Quisitive Technology Solutions Inc., a leading provider of Microsoft Cloud and AI solutions, has announced its acquisition by an affiliate of H.I.G. Capital. The arrangement agreement, finalized on December 31, 2024, will see Quisitive’s shareholders receive C$0.57 per share in cash, excluding shares held by certain employees who will enter into equity rollover agreements. This acquisition values the company at approximately C$169.1 million and offers shareholders a significant premium of 57.1% over the 20-day volume-weighted average price and a 52% premium to the closing price on December 31, 2024.
Mike Reinhart, Quisitive’s Founder and CEO, expressed gratitude for the support received from public markets over the past six years, which laid a strong foundation for the company’s growth.

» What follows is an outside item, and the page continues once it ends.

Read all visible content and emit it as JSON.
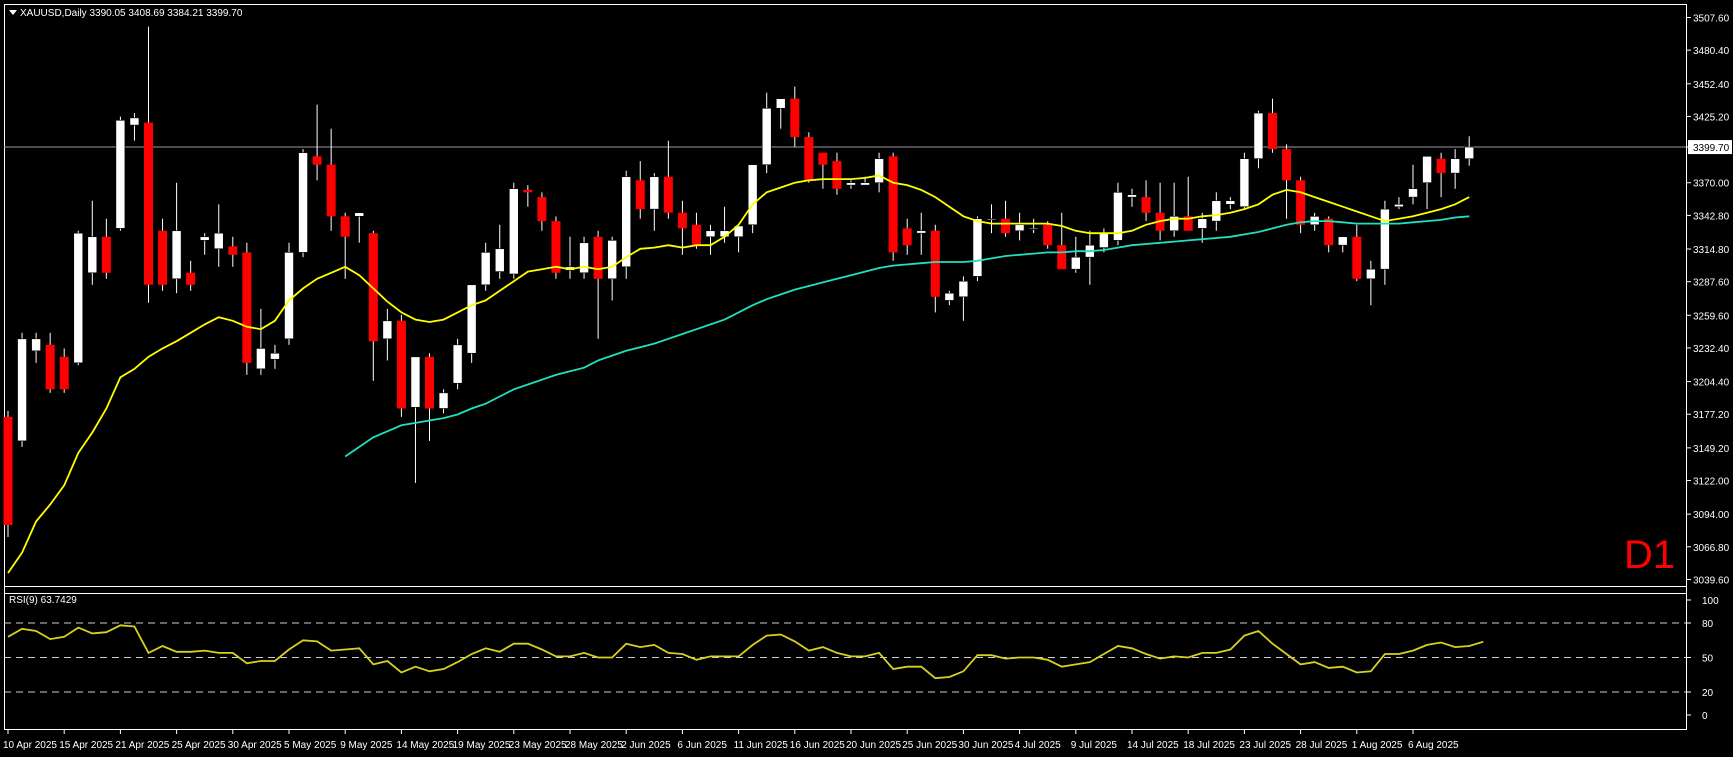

He emphasized the importance of partnering with H.I.G. Capital to accelerate organic expansion and make strategic investments that will ultimately benefit customers.
Nick Lim, Chair of Quisitive’s Special Committee of independent directors, noted that after a thorough strategic review, the committee unanimously determined that this transaction is the best opportunity to maximize shareholder value. Lim stated that the deal reflects both the current strength of Quisitive and the potential it has cultivated over time.

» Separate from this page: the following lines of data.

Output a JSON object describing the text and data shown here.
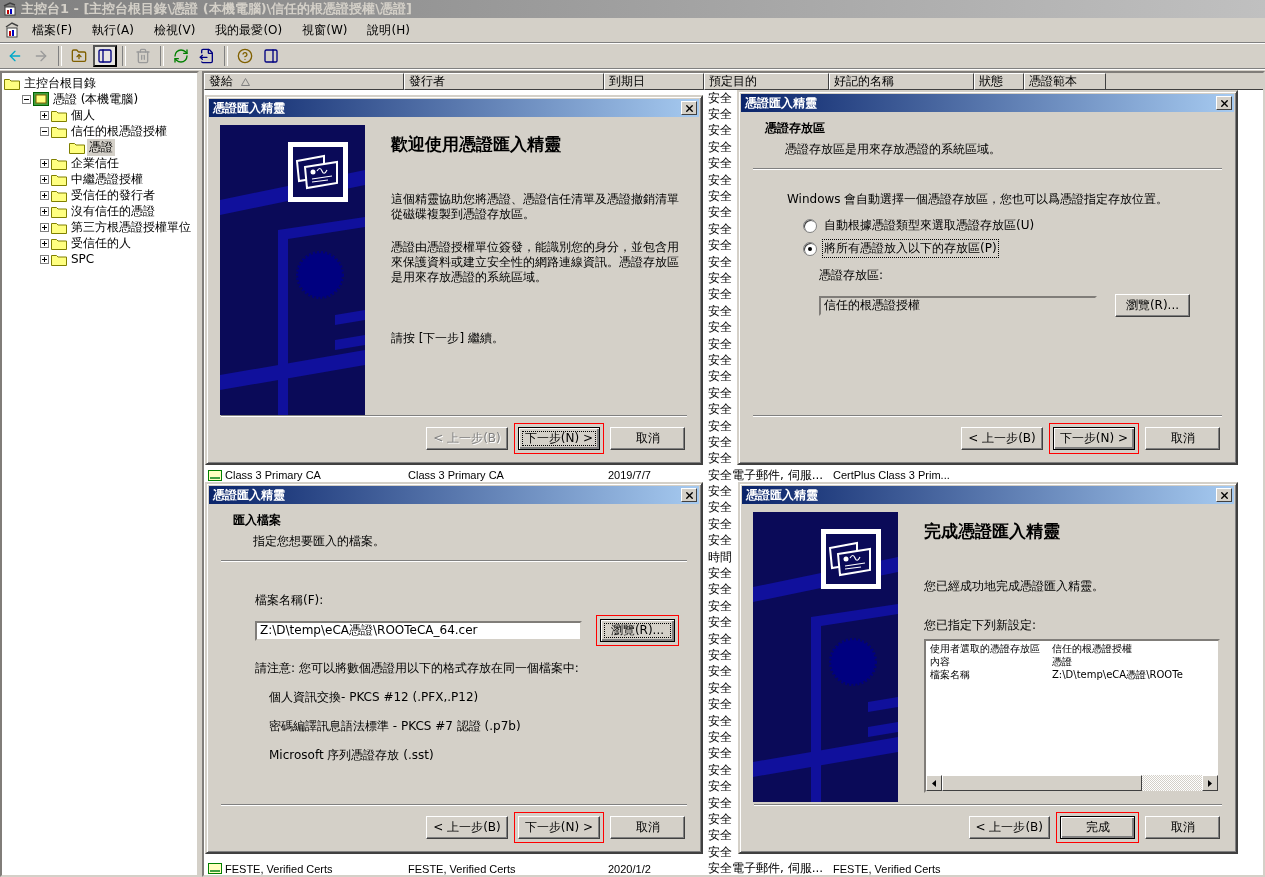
{
  "window": {
    "title": "主控台1 - [主控台根目錄\\憑證 (本機電腦)\\信任的根憑證授權\\憑證]"
  },
  "menu": [
    "檔案(F)",
    "執行(A)",
    "檢視(V)",
    "我的最愛(O)",
    "視窗(W)",
    "說明(H)"
  ],
  "toolbar": [
    {
      "kind": "back",
      "disabled": false
    },
    {
      "kind": "forward",
      "disabled": true
    },
    {
      "kind": "separator"
    },
    {
      "kind": "up",
      "disabled": false
    },
    {
      "kind": "tree",
      "disabled": false,
      "pressed": true
    },
    {
      "kind": "separator"
    },
    {
      "kind": "delete",
      "disabled": true
    },
    {
      "kind": "separator"
    },
    {
      "kind": "refresh",
      "disabled": false
    },
    {
      "kind": "export",
      "disabled": false
    },
    {
      "kind": "separator"
    },
    {
      "kind": "help",
      "disabled": false
    },
    {
      "kind": "panel",
      "disabled": false
    }
  ],
  "tree": {
    "label": "主控台根目錄",
    "kind": "root",
    "selected": false,
    "children": [
      {
        "label": "憑證 (本機電腦)",
        "kind": "store",
        "expanded": true,
        "selected": false,
        "children": [
          {
            "label": "個人",
            "kind": "folder",
            "expanded": false,
            "selected": false
          },
          {
            "label": "信任的根憑證授權",
            "kind": "folder",
            "expanded": true,
            "selected": false,
            "children": [
              {
                "label": "憑證",
                "kind": "folder",
                "selected": true
              }
            ]
          },
          {
            "label": "企業信任",
            "kind": "folder",
            "expanded": false,
            "selected": false
          },
          {
            "label": "中繼憑證授權",
            "kind": "folder",
            "expanded": false,
            "selected": false
          },
          {
            "label": "受信任的發行者",
            "kind": "folder",
            "expanded": false,
            "selected": false
          },
          {
            "label": "沒有信任的憑證",
            "kind": "folder",
            "expanded": false,
            "selected": false
          },
          {
            "label": "第三方根憑證授權單位",
            "kind": "folder",
            "expanded": false,
            "selected": false
          },
          {
            "label": "受信任的人",
            "kind": "folder",
            "expanded": false,
            "selected": false
          },
          {
            "label": "SPC",
            "kind": "folder",
            "expanded": false,
            "selected": false
          }
        ]
      }
    ]
  },
  "list": {
    "columns": [
      {
        "label": "發給",
        "sorted": true
      },
      {
        "label": "發行者",
        "sorted": false
      },
      {
        "label": "到期日",
        "sorted": false
      },
      {
        "label": "預定目的",
        "sorted": false
      },
      {
        "label": "好記的名稱",
        "sorted": false
      },
      {
        "label": "狀態",
        "sorted": false
      },
      {
        "label": "憑證範本",
        "sorted": false
      }
    ],
    "rows": [
      {
        "purpose": "安全"
      },
      {
        "purpose": "安全"
      },
      {
        "purpose": "安全"
      },
      {
        "purpose": "安全"
      },
      {
        "purpose": "安全"
      },
      {
        "purpose": "安全"
      },
      {
        "purpose": "安全"
      },
      {
        "purpose": "安全"
      },
      {
        "purpose": "安全"
      },
      {
        "purpose": "安全"
      },
      {
        "purpose": "安全"
      },
      {
        "purpose": "安全"
      },
      {
        "purpose": "安全"
      },
      {
        "purpose": "安全"
      },
      {
        "purpose": "安全"
      },
      {
        "purpose": "安全"
      },
      {
        "purpose": "安全"
      },
      {
        "purpose": "安全"
      },
      {
        "purpose": "安全"
      },
      {
        "purpose": "安全"
      },
      {
        "purpose": "安全"
      },
      {
        "purpose": "安全"
      },
      {
        "purpose": "安全"
      },
      {
        "issued_to": "Class 3 Primary CA",
        "issuer": "Class 3 Primary CA",
        "expiry": "2019/7/7",
        "purpose": "安全電子郵件, 伺服...",
        "friendly_name": "CertPlus Class 3 Prim..."
      },
      {
        "purpose": "安全"
      },
      {
        "purpose": "安全"
      },
      {
        "purpose": "安全"
      },
      {
        "purpose": "安全"
      },
      {
        "purpose": "時間"
      },
      {
        "purpose": "安全"
      },
      {
        "purpose": "安全"
      },
      {
        "purpose": "安全"
      },
      {
        "purpose": "安全"
      },
      {
        "purpose": "安全"
      },
      {
        "purpose": "安全"
      },
      {
        "purpose": "安全"
      },
      {
        "purpose": "安全"
      },
      {
        "purpose": "安全"
      },
      {
        "purpose": "安全"
      },
      {
        "purpose": "安全"
      },
      {
        "purpose": "安全"
      },
      {
        "purpose": "安全"
      },
      {
        "purpose": "安全"
      },
      {
        "purpose": "安全"
      },
      {
        "purpose": "安全"
      },
      {
        "purpose": "安全"
      },
      {
        "purpose": "安全"
      },
      {
        "issued_to": "FESTE, Verified Certs",
        "issuer": "FESTE, Verified Certs",
        "expiry": "2020/1/2",
        "purpose": "安全電子郵件, 伺服...",
        "friendly_name": "FESTE, Verified Certs"
      }
    ]
  },
  "dialogs": [
    {
      "kind": "welcome",
      "title": "憑證匯入精靈",
      "heading": "歡迎使用憑證匯入精靈",
      "paragraphs": [
        "這個精靈協助您將憑證、憑證信任清單及憑證撤銷清單從磁碟複製到憑證存放區。",
        "憑證由憑證授權單位簽發，能識別您的身分，並包含用來保護資料或建立安全性的網路連線資訊。憑證存放區是用來存放憑證的系統區域。",
        "請按 [下一步] 繼續。"
      ],
      "buttons": [
        {
          "label": "< 上一步(B)",
          "disabled": true,
          "default": false,
          "highlighted": false
        },
        {
          "label": "下一步(N) >",
          "disabled": false,
          "default": true,
          "highlighted": true
        },
        {
          "label": "取消",
          "disabled": false,
          "default": false,
          "highlighted": false
        }
      ]
    },
    {
      "kind": "store",
      "title": "憑證匯入精靈",
      "heading": "憑證存放區",
      "subheading": "憑證存放區是用來存放憑證的系統區域。",
      "intro": "Windows 會自動選擇一個憑證存放區，您也可以爲憑證指定存放位置。",
      "options": [
        {
          "label": "自動根據憑證類型來選取憑證存放區(U)",
          "selected": false,
          "focused": false
        },
        {
          "label": "將所有憑證放入以下的存放區(P)",
          "selected": true,
          "focused": true
        }
      ],
      "field": {
        "label": "憑證存放區:",
        "value": "信任的根憑證授權",
        "disabled": true
      },
      "browse": {
        "label": "瀏覽(R)...",
        "default": false,
        "highlighted": false
      },
      "buttons": [
        {
          "label": "< 上一步(B)",
          "disabled": false,
          "default": false,
          "highlighted": false
        },
        {
          "label": "下一步(N) >",
          "disabled": false,
          "default": true,
          "highlighted": true
        },
        {
          "label": "取消",
          "disabled": false,
          "default": false,
          "highlighted": false
        }
      ]
    },
    {
      "kind": "file",
      "title": "憑證匯入精靈",
      "heading": "匯入檔案",
      "subheading": "指定您想要匯入的檔案。",
      "field": {
        "label": "檔案名稱(F):",
        "value": "Z:\\D\\temp\\eCA憑證\\ROOTeCA_64.cer",
        "disabled": false
      },
      "browse": {
        "label": "瀏覽(R)...",
        "default": true,
        "highlighted": true
      },
      "note": "請注意: 您可以將數個憑證用以下的格式存放在同一個檔案中:",
      "formats": [
        "個人資訊交換- PKCS #12 (.PFX,.P12)",
        "密碼編譯訊息語法標準 - PKCS #7 認證 (.p7b)",
        "Microsoft 序列憑證存放 (.sst)"
      ],
      "buttons": [
        {
          "label": "< 上一步(B)",
          "disabled": false,
          "default": false,
          "highlighted": false
        },
        {
          "label": "下一步(N) >",
          "disabled": false,
          "default": false,
          "highlighted": true
        },
        {
          "label": "取消",
          "disabled": false,
          "default": false,
          "highlighted": false
        }
      ]
    },
    {
      "kind": "finish",
      "title": "憑證匯入精靈",
      "heading": "完成憑證匯入精靈",
      "paragraphs": [
        "您已經成功地完成憑證匯入精靈。",
        "您已指定下列新設定:"
      ],
      "settings": [
        {
          "name": "使用者選取的憑證存放區",
          "value": "信任的根憑證授權"
        },
        {
          "name": "內容",
          "value": "憑證"
        },
        {
          "name": "檔案名稱",
          "value": "Z:\\D\\temp\\eCA憑證\\ROOTe"
        }
      ],
      "buttons": [
        {
          "label": "< 上一步(B)",
          "disabled": false,
          "default": false,
          "highlighted": false
        },
        {
          "label": "完成",
          "disabled": false,
          "default": true,
          "highlighted": true
        },
        {
          "label": "取消",
          "disabled": false,
          "default": false,
          "highlighted": false
        }
      ]
    }
  ]
}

The acquisition follows an extensive review of strategic alternatives aimed at considering the interests of all stakeholders, including shareholders, clients, partners, and employees. This comprehensive process involved discussions with various potential buyers and financial sponsors, culminating in a unanimous endorsement from Quisitive’s Board of Directors.
The acquisition will be executed through a plan of arrangement under British Columbia’s Business Corporations Act. Shareholder approval is required at a special meeting scheduled for March 2025. Notably, directors, officers, and certain shareholders representing approximately 30.4% of voting rights have already agreed to vote in favor of the transaction.

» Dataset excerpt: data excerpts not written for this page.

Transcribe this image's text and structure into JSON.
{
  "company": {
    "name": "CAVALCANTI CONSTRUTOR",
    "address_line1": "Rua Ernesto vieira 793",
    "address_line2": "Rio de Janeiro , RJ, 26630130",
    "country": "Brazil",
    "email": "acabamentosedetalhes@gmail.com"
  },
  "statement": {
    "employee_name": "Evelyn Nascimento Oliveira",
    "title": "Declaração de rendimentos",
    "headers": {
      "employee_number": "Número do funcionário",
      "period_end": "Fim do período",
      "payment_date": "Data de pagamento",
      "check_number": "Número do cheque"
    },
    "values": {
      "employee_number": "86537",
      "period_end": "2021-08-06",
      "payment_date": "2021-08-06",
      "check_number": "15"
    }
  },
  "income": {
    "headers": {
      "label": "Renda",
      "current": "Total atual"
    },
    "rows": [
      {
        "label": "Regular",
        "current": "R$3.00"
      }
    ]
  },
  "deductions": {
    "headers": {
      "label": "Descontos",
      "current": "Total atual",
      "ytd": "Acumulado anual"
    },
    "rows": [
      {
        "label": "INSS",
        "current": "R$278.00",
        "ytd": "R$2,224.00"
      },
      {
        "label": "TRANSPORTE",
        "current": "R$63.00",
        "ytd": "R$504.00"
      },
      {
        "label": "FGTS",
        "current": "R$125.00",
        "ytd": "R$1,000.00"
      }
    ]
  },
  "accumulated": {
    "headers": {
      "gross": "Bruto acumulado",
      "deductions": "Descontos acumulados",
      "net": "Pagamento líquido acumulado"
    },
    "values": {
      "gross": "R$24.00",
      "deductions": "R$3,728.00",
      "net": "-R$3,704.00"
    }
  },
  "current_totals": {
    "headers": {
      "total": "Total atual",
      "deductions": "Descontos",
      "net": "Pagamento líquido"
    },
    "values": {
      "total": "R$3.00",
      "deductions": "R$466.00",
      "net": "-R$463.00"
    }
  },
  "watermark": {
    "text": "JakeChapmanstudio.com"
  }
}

Rollover shareholders will exchange some of their shares for equity interests in an H.I.G.-affiliated entity at a value equal to the cash purchase price. Approval from a majority of votes cast at the special meeting is necessary to proceed with the transaction, excluding votes from rollover shareholders. In addition to shareholder approval, the acquisition is subject to clearance from the Supreme Court of British Columbia and other customary regulatory approvals.
William Blair & Company is serving as exclusive financial advisor to Quisitive’s Board of Directors, while Canaccord Genuity Corp. has provided independent financial advice to the Special Committee. Legal counsel for Quisitive includes Cassels Brock & Blackwell LLP and Bass, Berry & Sims PLC; H.I.G. Capital is represented by Weil, Gotshal & Manges LLP and Stikeman Elliott LLP.
Quisitive is recognized as a premier global Microsoft partner leveraging cloud technology and AI to deliver transformative solutions for enterprises across various industries. The company focuses on helping organizations adopt innovative technologies that drive operational efficiency and growth in an increasingly digital landscape.
This acquisition marks a significant step for Quisitive as it seeks to enhance its capabilities and expand its market presence through collaboration with H.I.G. Capital. The anticipated closing in early 2025 could pave the way for new opportunities as Quisitive continues to innovate within the Microsoft ecosystem.